Douglass’ Narrative of the Life of an American Slave, an incendiary attack on slavery which he published in 1845, so outraged the Wasp element in US society that his supporters feared for his life or that he would be captured and returned to serfdom in the South.
So they sent him on a lecture tour of Ireland and the United Kingdom. In Dublin he attended one of O’Connell’s rallies urging Repeal of the Union.
He later professed to have been over-whelmed by the experience.
O’Connell, who had an international reputation as a campaigner for an immediate and radical end to slavery, later invited Douglass to address some of his rallies to that end.
Their friendship, however, did not last as a few years later Douglass was most critical of O’Connell. This occurred when, during a campaign in the US for support for ‘Repeal’, O’Connell refused to address the issue of slavery, lest he lose the support of the Irish-Americans in the South.
Douglass also met Fr Mathew, the Apostle of Temperance. Like the Capuchin he was a fierce critic of the abuse of alcohol. Both agreed it was a major factor in the enslavement of those, whose lot they were determined to improve.
As in the case with O’Connell, Douglass later was angered when Fr Mathew, while campaigning for temperance among the Irish in the US, failed to confront the slavery suffered by blacks. Like O’Connell, Fr Mathew argued that he did not wish any issue to distract from his main aim – in his case that of promoting temperance among the Irish in the US.

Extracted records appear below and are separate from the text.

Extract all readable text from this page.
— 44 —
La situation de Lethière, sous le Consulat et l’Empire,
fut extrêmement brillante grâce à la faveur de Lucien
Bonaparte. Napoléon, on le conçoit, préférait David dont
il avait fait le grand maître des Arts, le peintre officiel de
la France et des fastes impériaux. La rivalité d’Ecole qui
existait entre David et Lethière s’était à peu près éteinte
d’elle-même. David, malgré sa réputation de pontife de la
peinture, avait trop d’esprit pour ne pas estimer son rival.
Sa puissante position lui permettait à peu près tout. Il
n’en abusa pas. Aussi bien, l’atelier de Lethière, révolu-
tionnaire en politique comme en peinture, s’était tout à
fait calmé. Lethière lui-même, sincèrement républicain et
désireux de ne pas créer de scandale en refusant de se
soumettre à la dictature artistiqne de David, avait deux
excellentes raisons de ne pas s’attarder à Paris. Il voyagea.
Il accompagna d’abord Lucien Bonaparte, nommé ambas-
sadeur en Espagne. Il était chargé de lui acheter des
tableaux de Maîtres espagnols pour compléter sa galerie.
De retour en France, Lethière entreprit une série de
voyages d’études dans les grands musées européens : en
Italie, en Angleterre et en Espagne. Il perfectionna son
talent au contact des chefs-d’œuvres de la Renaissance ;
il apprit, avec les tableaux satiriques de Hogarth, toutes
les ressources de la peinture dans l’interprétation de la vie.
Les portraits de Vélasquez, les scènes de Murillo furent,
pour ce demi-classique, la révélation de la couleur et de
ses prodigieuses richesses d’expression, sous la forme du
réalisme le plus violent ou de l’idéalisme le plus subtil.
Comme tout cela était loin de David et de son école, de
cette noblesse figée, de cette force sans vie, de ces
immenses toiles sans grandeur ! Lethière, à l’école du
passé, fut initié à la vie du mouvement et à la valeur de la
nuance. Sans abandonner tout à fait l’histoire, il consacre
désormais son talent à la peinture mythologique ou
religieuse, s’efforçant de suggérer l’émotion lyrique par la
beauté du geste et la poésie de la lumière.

Douglass, when he deemed it to be necessary, was abrasive to friend and foe alike. He was also arrogant, pompous and prone to take offence easily. In his addresses he flayed the Protestant Churches for their acceptance of slavery. As a Methodist, his comments on his fellow-followers of John Wesley were particularly harsh.
The Catholic Church did not escape his wrath; although he did point out that no black person was ever refused entry into a Catholic church!
It was the ‘Liberator’ himself who conferred the soubriquet ‘the Black O’Connell’ on Douglass, a title he deserved by virtue of his oratorical skills and relentless campaigning for social justice and human rights.
In this study Laurence Fenton provides both a splendid portrait of ‘the Black O’Connell’ and a fascinating account of the interplay of events in the US and Ireland at that time.